In January 2016, hundreds of dockworkers at Rotterdam's container port started a 24-hour strike in protest of job losses due to robotic automation plans at the port. It is the first strike in 13 years.

Highly automated container ports are not unique to Holland. China also sees quite a few ports with automated systems of container handling, said Liu Bin, Director of Institute for International Economics of Dalian Maritime University. 

The Phase I project of Xia'men Yuanyang Container Terminal with automated systems was put to test in March 2016. This terminal was said to be China's first fourth-generation terminal. 

The Phase IV project of Yangshan Deep-Water Port will be China's largest automated port when it is put into operation in 2017. 
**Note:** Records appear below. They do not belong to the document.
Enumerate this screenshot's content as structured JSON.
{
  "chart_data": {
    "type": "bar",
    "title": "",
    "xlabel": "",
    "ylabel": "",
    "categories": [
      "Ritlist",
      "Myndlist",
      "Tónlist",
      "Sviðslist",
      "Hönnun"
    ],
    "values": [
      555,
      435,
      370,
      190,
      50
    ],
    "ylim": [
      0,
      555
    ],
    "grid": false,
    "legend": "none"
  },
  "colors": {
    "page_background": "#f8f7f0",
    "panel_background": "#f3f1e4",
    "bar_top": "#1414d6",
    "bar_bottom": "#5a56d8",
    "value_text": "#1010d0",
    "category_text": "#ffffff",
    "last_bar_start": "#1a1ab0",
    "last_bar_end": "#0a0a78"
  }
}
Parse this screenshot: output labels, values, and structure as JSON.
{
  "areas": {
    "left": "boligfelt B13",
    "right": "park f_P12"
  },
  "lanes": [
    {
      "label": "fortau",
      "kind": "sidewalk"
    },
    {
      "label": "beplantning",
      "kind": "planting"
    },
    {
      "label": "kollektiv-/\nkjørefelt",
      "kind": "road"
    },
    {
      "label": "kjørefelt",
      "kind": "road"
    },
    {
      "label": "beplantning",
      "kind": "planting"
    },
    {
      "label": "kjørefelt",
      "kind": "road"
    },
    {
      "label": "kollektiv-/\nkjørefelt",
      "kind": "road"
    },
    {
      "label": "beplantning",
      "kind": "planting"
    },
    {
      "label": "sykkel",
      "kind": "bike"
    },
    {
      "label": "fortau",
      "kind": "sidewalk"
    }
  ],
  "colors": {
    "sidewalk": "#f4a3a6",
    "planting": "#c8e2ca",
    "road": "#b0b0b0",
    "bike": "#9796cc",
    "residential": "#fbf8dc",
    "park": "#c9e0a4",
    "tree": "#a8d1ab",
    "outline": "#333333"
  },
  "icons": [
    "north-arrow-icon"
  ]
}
Liu said that there are just a few jobs that need men to finish. There were nearly 20 thousand employees at the Port of Dalian at the end of 1980s and the working population has dwindled to two or three thousand for the time being. 

However, no port can function well without human involvement. Insiders point out that the United States, the European countries and the countries in the Middle East all attach great importance to the security of a port. As for anti-terrorism and anti-smuggling efforts, which are compulsory tasks for any port, human intervention is needed.

Confronted with automation trends in the ports across the world, we still rely on physical human inspection. It is possible that in the future, more and more jobs will be done by robots. But we have to admit that it is men who program robots.